In-vitro Drug Release Using Dialysis Bag Method
The drug release from the dialysis bag method was carried out by suspending the transfersomal solution in a pH-7.4 buffer solution under the constant magnetic stirring and maintaining constant temperature 37±1. The paclitaxel-loaded transfersomal solution was measured in the frequency interval of time (2,4,6,8,10 and 12 h) by UV spectrophotometer at 229 nm. The four formulations FS-1, FS-2, FS-3, and FS-4, were kept in the dialysis bag to find which transfersomal formulation shows a better release of the drug Table 2. That FS-2 shows 72% of drug release, which comparatively higher than the other three formulations shown in Figure 7.

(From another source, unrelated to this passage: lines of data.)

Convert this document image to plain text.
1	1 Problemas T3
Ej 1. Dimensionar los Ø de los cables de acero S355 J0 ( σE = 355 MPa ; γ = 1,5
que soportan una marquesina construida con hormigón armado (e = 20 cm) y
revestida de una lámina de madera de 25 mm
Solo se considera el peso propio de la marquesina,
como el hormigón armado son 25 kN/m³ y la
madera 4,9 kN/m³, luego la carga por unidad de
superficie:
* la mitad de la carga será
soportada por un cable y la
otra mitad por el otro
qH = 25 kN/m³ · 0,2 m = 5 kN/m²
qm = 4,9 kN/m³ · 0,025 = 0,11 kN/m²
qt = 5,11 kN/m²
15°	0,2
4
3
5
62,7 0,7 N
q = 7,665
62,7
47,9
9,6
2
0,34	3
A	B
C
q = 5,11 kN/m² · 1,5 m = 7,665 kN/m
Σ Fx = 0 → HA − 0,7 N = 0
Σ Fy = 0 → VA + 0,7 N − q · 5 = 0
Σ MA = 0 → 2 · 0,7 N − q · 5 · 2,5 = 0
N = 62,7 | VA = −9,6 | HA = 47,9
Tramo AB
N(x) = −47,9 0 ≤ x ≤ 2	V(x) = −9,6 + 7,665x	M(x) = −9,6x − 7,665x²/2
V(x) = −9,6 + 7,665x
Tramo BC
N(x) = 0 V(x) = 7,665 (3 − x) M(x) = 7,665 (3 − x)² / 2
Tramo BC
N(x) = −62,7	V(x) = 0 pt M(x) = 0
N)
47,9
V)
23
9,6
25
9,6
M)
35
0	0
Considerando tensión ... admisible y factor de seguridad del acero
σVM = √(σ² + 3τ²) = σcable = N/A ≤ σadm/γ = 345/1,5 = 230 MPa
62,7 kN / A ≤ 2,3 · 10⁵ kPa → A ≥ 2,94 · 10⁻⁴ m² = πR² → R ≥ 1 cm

Evaluation of Transfersomal Gel
The viscosity of the paclitaxel-loaded transfersomal gel was determined using Brookfield viscometer. The viscosity ranges from 4890-4952 cps. The pH of the gel by using the FS-2 formulation was pH-6.8 neutral, which is acceptable to avoid the risk of irritation upon the application on the surface of the skin were skin pH is 5.5.
Conclusion
In this study, a brief investigation was carried out on the paclitaxel-loaded transfersomes vesicular drug delivery system for melanoma skin cancer. The transfersomes was formulated and subjected to various evaluation studies. The result shows that surfactant Span 80 plays a vital role in entrapping the drug into the small multilamellar vesical. The transfersomal invitro dialysis bag method shows a positive result, which will be the path for further studies. In in vivo study, there is a huge chance of drug deposition on the melanoma site due to small vesicle size. Only Ketoprofen in transfersome formulation gained approval under the Swiss regulatory agency (Swiss medic).
Conflict of interest statement
The authors declare that there are no conflicts of interest involved in this study. The authors alone are responsible for the content and writing of the paper.
Author’s contribution
Raahulan S was the lead author and synthesized the literature. Bharat Kumar Reddy. S involved in drafting the paper. Karri V V S R provided conceptual input, design, and critical revision of the manuscript. All authors read and approved the final paper.
Funding
This research did not receive any specific grant from funding agencies in the public, commercial, or not-for-profit sectors.